Le dernier one-shot du mangaka Takashi Murakami adapte avec brio et finesse le recueil de nouvelles phénomène. On y suit le voyage émouvant d’un chien isolé, après le tsunami de 2011 au Japon.
Le Chien qui voulait voir le Sud, c’est avant tout un recueil de nouvelles paru l’an dernier chez Picquier. On doit cette série de textes au destin très particulier au scénariste et romancier Hase Seishū, qui a fait une bonne partie de sa carrière et de sa notoriété en écrivant de rudes histoires se déroulant dans le monde de la pègre et du crime organisé. Il a aussi planché sur une partie du scénario des jeux vidéo Yakuza et Yakuza 2 pour le compte de Sega, et des romans érotiques.
Un best-seller au destin hors du commun
Mais voilà qu’en 2020, il revient avec un recueil intitulé (à l’origine) Shonen to Inu. Une rupture de ton assez radicale, puisqu’au lieu de suivre des histoires de crimes dans les bas-fonds de Tokyo, on suit le voyage poétique d’un chien solitaire, Tamon. Ses aventures se retrouvent rapidement couronnées par le prix Naoki, l’une des distinctions les plus prestigieuses pour le roman grand public au Japon.
250 000 exemplaires vendus plus tard, l’ouvrage débarque en France aux éditions Picquier dans une traduction remarquable de Jacques Lalloz. Entre-temps, le texte a été retravaillé pour une adaptation en feuilleton dessiné. Cette dernière paraît au cours de l’année 2021 sur le service de manga en ligne de l’éditeur, Bunshun Online, avant de recevoir une adaptation française à retrouver en librairie ce 7 mars, aux éditions Akata.
Le bon auteur pour la bonne histoire
Cette adaptation n’a pas été confiée à n’importe qui. C’est en effet au dessinateur Takashi Murakami (à ne pas confondre avec le célèbre artiste du même nom) qu’échoit la dure tâche d’adapter ces histoires subtiles, contemplatives et pétries de non-dits. Ce mangaka actif depuis les années 1980 est tout sauf un inconnu chez nous.
Une partie de son œuvre empreinte d’humanisme et de mélancolie a déjà été largement saluée par la critique. On lui doit en particulier chez Pika Éditions les deux volumes du tragique Chien gardien d’étoiles ou encore le manga de science-fiction Pino, qui traitait avec finesse d’intelligence artificielle.

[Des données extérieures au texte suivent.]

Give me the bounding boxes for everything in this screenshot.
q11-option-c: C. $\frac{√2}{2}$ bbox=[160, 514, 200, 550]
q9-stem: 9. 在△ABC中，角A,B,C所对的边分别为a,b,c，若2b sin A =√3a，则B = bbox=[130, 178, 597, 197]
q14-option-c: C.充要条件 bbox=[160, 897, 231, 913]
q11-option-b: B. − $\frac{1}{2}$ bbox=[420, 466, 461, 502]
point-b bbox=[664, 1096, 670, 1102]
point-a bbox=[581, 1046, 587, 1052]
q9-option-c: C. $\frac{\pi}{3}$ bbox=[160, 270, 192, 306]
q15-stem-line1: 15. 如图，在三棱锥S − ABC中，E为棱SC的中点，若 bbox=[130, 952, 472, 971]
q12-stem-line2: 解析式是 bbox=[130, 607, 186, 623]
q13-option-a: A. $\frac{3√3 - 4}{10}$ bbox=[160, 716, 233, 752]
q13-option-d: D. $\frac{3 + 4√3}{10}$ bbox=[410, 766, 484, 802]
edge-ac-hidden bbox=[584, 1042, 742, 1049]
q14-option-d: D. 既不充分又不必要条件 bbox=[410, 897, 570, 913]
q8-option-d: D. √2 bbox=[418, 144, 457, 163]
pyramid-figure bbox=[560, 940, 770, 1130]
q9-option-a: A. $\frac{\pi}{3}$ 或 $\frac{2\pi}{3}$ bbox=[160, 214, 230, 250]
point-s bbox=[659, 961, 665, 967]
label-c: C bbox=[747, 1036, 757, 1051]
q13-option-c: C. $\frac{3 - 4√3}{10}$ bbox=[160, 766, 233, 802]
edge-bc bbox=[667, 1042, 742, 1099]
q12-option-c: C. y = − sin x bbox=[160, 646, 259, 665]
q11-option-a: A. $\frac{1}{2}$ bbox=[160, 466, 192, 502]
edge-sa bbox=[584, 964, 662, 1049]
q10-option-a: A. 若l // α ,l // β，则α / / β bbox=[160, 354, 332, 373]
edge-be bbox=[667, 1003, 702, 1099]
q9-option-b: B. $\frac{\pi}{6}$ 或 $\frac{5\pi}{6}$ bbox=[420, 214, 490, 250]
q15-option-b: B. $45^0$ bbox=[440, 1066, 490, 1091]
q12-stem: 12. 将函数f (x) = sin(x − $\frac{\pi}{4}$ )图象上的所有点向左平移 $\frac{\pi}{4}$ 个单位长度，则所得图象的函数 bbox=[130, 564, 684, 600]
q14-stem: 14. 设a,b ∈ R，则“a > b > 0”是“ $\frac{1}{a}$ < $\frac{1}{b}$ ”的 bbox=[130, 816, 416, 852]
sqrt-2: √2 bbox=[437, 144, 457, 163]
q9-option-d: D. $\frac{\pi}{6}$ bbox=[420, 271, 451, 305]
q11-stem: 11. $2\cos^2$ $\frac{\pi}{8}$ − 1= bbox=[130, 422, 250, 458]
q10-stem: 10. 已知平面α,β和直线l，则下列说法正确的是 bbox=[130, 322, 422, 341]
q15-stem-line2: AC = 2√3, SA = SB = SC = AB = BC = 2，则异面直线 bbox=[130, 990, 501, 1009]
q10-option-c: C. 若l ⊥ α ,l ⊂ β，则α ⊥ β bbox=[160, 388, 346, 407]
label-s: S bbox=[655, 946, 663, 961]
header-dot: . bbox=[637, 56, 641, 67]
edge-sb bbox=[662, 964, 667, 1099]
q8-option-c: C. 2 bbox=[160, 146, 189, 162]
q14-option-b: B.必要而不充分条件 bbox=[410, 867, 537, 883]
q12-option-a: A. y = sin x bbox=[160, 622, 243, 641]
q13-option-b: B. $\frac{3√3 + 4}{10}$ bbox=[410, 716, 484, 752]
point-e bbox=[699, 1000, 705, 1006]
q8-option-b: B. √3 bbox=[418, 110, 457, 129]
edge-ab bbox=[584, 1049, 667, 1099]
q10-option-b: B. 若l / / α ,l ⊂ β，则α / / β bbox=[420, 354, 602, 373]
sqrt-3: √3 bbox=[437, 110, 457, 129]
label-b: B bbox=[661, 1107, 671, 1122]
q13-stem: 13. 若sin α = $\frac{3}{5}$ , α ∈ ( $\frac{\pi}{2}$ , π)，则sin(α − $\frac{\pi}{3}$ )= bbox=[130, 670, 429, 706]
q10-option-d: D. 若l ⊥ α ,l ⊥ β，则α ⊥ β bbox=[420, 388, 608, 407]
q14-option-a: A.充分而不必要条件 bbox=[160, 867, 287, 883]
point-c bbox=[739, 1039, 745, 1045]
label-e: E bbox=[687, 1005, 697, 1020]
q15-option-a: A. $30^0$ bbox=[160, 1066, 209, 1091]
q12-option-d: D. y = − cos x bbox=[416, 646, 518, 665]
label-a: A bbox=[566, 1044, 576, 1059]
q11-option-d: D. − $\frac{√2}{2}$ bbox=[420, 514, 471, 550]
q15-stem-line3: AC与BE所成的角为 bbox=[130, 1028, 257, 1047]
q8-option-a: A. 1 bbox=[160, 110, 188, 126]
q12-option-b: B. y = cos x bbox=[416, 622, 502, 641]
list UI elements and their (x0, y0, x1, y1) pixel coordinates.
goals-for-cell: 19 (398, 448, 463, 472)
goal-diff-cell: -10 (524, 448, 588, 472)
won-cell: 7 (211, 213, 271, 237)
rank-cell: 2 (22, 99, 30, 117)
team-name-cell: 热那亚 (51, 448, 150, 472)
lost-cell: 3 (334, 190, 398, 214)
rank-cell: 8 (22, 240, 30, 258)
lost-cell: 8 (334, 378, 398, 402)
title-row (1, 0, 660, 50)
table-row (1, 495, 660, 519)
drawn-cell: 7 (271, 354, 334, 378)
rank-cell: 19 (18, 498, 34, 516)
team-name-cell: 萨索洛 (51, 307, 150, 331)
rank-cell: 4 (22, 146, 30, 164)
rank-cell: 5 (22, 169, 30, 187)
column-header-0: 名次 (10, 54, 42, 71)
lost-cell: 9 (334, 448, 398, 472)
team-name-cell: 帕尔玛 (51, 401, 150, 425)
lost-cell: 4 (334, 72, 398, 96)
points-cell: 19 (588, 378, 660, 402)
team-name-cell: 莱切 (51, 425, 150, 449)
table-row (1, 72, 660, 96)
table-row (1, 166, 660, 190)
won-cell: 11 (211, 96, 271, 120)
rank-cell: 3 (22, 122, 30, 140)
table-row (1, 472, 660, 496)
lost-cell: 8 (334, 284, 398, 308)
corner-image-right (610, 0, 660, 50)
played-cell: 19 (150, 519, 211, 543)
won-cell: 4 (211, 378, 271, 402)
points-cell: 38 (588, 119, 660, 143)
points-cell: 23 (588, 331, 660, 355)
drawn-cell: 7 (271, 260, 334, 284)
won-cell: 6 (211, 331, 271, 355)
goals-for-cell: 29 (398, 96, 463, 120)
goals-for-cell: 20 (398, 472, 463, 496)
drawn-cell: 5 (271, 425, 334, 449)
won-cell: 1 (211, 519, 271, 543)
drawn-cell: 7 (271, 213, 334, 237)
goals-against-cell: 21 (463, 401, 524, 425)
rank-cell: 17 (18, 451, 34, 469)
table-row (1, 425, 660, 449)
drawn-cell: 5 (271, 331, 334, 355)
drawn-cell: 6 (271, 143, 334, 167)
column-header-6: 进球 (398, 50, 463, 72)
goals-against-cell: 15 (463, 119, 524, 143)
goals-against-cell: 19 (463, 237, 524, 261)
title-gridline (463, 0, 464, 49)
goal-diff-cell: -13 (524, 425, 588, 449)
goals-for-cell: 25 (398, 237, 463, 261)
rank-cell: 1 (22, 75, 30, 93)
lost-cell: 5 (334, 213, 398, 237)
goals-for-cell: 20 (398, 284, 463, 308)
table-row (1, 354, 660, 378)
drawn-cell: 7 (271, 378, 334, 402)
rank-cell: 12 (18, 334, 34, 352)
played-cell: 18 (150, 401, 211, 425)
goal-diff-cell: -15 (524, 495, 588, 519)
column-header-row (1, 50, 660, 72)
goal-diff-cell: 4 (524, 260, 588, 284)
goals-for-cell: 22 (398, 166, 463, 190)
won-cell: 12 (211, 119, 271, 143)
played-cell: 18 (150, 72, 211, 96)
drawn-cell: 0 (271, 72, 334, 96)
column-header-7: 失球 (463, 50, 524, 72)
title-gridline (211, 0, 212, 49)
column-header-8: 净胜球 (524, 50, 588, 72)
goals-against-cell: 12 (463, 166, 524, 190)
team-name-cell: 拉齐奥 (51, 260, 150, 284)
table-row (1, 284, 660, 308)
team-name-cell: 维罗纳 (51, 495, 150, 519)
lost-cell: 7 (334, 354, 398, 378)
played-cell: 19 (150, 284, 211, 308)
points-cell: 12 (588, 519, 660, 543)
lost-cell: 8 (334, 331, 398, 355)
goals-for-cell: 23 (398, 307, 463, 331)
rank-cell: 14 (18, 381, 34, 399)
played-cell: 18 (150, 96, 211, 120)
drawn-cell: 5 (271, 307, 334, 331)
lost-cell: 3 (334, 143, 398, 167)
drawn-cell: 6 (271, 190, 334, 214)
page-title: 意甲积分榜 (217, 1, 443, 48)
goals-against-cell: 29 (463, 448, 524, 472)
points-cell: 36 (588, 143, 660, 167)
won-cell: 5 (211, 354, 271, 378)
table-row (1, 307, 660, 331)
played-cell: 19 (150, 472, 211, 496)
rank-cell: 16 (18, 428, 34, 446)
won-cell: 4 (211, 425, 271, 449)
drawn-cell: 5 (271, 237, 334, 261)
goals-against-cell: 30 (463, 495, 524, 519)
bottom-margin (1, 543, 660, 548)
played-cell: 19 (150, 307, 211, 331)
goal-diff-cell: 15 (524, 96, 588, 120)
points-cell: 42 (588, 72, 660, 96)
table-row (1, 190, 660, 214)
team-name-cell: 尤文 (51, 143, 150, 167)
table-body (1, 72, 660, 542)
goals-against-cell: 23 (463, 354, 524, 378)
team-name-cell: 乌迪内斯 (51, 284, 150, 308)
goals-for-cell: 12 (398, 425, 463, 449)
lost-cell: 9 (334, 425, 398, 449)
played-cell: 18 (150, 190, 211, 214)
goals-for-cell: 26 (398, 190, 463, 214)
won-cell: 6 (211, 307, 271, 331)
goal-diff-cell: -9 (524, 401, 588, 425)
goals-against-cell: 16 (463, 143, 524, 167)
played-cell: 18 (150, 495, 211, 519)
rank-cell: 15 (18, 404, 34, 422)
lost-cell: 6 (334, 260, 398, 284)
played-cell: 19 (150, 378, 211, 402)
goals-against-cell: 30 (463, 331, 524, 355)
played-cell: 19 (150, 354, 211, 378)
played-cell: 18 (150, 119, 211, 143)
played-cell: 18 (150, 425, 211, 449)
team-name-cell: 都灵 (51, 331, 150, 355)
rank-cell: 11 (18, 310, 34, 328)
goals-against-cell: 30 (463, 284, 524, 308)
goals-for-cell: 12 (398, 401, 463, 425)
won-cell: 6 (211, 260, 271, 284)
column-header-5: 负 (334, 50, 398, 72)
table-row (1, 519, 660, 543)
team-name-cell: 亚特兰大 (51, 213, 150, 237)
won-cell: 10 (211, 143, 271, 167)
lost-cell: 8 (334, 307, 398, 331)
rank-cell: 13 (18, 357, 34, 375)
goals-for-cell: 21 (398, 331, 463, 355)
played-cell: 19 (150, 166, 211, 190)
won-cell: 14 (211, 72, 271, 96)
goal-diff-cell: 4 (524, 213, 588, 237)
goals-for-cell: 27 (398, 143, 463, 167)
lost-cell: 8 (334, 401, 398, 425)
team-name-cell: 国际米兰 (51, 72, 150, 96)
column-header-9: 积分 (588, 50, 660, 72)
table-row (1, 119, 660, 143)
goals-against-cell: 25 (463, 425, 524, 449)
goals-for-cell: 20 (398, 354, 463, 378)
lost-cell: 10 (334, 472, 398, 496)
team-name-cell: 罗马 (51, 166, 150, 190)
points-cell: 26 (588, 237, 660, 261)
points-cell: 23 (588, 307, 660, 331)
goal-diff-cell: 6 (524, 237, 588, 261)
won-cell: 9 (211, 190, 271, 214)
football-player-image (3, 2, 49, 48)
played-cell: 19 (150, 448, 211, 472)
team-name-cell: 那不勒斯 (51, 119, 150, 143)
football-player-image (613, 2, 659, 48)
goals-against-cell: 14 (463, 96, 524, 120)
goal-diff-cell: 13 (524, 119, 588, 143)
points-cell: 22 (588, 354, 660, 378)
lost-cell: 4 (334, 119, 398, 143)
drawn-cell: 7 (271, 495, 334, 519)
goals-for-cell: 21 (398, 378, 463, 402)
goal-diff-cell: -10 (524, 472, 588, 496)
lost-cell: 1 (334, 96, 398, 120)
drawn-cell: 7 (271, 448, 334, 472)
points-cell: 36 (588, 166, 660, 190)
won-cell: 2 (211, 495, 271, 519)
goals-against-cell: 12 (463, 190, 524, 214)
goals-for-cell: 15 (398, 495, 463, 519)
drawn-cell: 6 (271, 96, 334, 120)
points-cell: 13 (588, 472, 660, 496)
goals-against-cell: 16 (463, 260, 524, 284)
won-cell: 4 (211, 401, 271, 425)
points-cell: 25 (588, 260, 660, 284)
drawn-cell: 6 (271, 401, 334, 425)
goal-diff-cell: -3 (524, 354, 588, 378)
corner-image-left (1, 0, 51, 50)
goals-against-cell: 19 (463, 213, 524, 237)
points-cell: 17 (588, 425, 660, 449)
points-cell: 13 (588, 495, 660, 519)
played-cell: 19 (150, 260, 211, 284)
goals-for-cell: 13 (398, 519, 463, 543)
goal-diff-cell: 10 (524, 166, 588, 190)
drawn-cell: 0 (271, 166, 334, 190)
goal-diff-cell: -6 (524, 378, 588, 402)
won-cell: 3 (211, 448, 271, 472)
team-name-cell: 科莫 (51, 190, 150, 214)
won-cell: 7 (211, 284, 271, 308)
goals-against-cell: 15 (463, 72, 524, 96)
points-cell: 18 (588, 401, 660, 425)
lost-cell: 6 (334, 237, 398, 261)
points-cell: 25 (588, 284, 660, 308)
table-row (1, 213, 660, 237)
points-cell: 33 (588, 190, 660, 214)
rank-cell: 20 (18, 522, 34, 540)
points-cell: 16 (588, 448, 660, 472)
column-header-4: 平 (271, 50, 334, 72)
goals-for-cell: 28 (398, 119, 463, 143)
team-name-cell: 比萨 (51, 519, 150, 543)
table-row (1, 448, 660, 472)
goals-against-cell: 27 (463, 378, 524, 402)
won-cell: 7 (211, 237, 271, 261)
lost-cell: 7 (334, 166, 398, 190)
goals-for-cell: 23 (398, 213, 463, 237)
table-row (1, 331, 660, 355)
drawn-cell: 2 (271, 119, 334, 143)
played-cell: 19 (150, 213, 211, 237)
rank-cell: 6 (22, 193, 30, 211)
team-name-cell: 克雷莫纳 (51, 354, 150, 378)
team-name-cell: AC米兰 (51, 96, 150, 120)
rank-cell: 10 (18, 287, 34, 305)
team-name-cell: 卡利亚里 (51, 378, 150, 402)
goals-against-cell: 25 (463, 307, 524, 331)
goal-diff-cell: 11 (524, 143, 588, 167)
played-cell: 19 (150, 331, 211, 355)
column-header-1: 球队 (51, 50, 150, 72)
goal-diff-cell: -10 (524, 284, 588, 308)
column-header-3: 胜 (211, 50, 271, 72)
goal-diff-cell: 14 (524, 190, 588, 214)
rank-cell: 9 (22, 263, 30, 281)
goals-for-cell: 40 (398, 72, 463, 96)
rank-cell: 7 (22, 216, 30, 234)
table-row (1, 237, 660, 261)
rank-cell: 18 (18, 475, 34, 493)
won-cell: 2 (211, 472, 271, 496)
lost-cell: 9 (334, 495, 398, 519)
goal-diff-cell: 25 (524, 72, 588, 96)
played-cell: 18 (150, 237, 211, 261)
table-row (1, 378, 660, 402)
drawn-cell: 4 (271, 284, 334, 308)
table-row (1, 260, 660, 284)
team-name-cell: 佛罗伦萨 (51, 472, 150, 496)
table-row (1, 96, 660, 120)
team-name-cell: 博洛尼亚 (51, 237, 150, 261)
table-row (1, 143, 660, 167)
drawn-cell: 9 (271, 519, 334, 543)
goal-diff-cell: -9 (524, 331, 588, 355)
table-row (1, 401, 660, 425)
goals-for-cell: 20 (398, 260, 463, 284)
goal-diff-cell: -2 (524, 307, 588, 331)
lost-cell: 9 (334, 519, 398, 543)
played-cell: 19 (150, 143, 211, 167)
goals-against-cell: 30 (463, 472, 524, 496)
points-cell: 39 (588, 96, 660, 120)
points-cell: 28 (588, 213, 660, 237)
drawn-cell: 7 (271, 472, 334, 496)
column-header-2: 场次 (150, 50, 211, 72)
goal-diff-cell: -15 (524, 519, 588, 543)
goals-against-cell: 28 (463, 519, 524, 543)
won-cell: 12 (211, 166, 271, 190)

Le style de Murakami est assez unique dans le monde du manga pour adultes, avec un trait doux et humain et une manière toujours intelligente d’y insérer du drame et de la tension. De ses œuvres émanent également un amour sincère des petites gens, des paysages de campagne et de montagnes du Japon profond, mais aussi une passion assez nette pour les chiens. Il était donc le candidat plus qu’idéal pour adapter les aventures du brave Tamon.
Une adaptation parfaite pour une histoire sensible et mémorable
Ce mélange de douceur et de cruauté vu par les yeux d’un chien plein de sagesse, on le retrouve parfaitement dans les planches du Chien qui voulait voir le Sud. Hase Seishū a dressé dans son recueil le portrait de personnes en marge de la société et a porté sur elles un regard parfaitement bienveillant. Ce fils de militants communistes s’est toujours attaché à décrire dans ses œuvres la vie des oubliés de l’économie japonaise.
Tamon se retrouve ainsi au fil de ses pérégrinations vers le sud du Japon, tour à tour adopté par un immigré en fuite, une prostituée ou encore un vieil homme malade. Des vies abîmées, brisées, au destin souvent funeste, mais sur lesquelles le chien errant porte un regard plein de sagesse et d’abnégation. Toujours attiré vers le Sud, il demeure néanmoins à leurs côtés tant qu’il juge utile sa présence réconfortante.
Le trait de Takashi Murakami ne manque pas de sublimer la puissance évocatrice du recueil d’origine, le mangaka en livrant une adaptation particulièrement émouvante, au découpage soigné et au rythme soutenu. Un périple mélancolique qui parvient à nous faire voyager de manière assez touchante dans le Japon bouleversé d’après la catastrophe de Fukushima.
Au-delà d’une simple promenade à travers les différents paysages nippons, Le Chien qui voulait voir le Sud parvient ainsi à nous plonger dans un véritable « Japon de l’envers ». Nous sommes ici aux marges d’une économie et d’une société prompte à mettre des catégories entières de la population de côté. Le voyage de Tamon, émouvant et impitoyable, se suit comme une épopée pleine d’émotion et de sensibilité dans cette société des marges, et constitue une chaude recommandation de notre part.